France’s strict privacy laws make parents responsible for protecting images of their children and permit children to claim damages from their parents in court for breaching their privacy or endangering their security online when parents post and share photographs without their consent. The result is that, in terms of applicable French law, fines of up to €45,000 or imprisonment of up to one year may be imposed in severe cases.

Damages aside, there are other potential risks associated with publically posting photographs of children on social media platforms: criminals and sexual predators could steal or digitally manipulate such information for their own agenda. Highlighting this risk, France’s national police force (the National Gendarmerie) posted a statement on their Facebook page on 23 February 2016 warning parents of the potential dangers of posting photographs of children on social media. The statement was made in response to the so-called “motherhood challenge” doing the rounds on Facebook, where, if they were “proud of their children”, mothers were prompted to post three photographs of themselves and their children, and then tag ten other mothers who they knew would do the same. Similar warnings were also issued by the German Federal Police during October 2015.

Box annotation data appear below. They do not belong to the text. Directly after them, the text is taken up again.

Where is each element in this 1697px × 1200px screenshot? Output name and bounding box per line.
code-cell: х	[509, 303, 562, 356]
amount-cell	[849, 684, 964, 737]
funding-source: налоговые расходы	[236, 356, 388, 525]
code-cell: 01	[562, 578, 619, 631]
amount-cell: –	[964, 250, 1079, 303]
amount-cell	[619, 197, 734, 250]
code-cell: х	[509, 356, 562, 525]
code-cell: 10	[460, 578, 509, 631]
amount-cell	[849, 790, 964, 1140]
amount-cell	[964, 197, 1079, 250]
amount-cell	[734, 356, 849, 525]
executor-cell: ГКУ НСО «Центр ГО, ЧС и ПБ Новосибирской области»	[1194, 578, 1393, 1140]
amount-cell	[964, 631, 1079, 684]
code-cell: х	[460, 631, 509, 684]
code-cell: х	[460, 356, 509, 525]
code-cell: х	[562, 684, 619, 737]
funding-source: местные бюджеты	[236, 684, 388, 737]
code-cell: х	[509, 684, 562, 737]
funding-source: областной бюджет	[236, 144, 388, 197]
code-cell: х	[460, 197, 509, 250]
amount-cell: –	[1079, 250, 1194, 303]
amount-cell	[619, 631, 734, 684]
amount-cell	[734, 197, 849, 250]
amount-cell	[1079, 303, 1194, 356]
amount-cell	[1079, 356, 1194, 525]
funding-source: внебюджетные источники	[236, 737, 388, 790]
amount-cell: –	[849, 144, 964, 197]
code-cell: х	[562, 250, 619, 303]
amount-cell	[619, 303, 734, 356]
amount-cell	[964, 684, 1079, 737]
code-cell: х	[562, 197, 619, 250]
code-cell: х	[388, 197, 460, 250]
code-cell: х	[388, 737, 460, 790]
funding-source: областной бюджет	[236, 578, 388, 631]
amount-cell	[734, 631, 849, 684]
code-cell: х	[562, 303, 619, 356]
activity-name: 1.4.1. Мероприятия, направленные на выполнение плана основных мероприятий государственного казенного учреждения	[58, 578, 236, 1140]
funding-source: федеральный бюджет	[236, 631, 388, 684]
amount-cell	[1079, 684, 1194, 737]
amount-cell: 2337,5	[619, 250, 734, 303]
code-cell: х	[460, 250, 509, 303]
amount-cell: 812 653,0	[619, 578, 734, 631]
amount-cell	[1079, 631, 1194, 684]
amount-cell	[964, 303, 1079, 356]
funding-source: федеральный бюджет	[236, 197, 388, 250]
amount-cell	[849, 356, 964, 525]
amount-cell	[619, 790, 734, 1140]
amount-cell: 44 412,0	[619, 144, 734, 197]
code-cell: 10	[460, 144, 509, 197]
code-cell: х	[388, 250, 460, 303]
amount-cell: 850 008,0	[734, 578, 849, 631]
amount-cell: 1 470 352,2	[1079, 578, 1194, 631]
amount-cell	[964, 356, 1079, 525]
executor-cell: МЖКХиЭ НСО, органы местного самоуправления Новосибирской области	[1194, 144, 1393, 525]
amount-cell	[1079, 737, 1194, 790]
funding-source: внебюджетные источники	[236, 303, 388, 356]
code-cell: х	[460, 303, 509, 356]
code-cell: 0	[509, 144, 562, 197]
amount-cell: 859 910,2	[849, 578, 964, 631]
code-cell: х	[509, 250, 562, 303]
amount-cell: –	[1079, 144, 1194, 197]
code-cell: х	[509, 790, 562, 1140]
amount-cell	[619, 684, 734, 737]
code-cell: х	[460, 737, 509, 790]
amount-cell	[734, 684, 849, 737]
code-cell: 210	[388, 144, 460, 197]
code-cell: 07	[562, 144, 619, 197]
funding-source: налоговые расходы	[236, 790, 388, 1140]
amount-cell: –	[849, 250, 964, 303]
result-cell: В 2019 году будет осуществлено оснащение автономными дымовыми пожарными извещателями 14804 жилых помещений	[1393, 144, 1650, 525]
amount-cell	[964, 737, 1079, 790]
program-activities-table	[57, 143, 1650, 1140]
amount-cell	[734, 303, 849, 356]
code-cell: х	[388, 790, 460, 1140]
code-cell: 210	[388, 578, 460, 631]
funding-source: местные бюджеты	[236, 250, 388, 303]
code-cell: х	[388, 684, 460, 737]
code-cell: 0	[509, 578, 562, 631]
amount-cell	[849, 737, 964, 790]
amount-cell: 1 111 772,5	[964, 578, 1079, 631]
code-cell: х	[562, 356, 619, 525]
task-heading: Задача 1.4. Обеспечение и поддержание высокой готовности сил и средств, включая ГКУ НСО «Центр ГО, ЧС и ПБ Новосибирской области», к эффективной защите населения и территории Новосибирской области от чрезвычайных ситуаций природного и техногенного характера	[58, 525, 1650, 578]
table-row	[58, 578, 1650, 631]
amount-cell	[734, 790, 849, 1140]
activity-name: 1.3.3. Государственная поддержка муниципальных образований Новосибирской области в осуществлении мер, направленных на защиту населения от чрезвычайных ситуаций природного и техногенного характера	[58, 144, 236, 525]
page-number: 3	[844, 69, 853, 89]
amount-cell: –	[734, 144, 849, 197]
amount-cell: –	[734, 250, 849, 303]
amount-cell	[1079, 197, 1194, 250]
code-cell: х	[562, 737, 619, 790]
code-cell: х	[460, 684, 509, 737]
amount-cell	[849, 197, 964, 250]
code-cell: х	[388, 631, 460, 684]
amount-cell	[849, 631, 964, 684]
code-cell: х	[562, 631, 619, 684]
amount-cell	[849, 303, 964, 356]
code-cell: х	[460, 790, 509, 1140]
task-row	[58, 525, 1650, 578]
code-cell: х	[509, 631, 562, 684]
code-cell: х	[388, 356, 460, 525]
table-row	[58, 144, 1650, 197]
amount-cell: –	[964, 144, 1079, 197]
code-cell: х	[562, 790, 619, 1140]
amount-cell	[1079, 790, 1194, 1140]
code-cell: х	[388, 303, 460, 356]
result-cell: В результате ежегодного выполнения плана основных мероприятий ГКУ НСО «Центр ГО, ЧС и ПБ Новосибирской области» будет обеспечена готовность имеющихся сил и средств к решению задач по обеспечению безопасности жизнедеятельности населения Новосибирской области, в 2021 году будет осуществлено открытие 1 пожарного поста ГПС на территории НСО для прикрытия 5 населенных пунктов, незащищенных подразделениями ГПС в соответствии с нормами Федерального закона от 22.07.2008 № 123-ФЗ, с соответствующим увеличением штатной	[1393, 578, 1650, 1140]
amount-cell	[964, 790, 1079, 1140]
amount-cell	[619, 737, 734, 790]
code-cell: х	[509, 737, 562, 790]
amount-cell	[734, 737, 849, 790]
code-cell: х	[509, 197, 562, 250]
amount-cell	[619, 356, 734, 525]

At present, Facebook has no policy against sharing photographs of children, although it does require a user to be at least 13 years old before creating a profile. At a press conference held in London on 11 November 2015, in response to growing international pressure to implement security measures to protect children, Facebook’s Vice President is reported to have said that Facebook may develop a notification system to warn parents against putting up pictures of their children online that would be publically viewable.

There are no reported cases in South Africa involving children taking their parents to court for posting photographs or sharing information concerning them on social media. In comparison to countries in Europe, and the United States of America, South African privacy laws are relatively underdeveloped. Should the South African privacy laws follow in the footsteps of these countries, there is a possibility that South African parents may also be sued by their children. South African social media users are therefore encouraged to manage the security settings on their social media accounts proactively and to take caution when posting photographs and information. This precaution is particularly important because ‘public’ posts on social media platforms are searchable and remain publically accessible.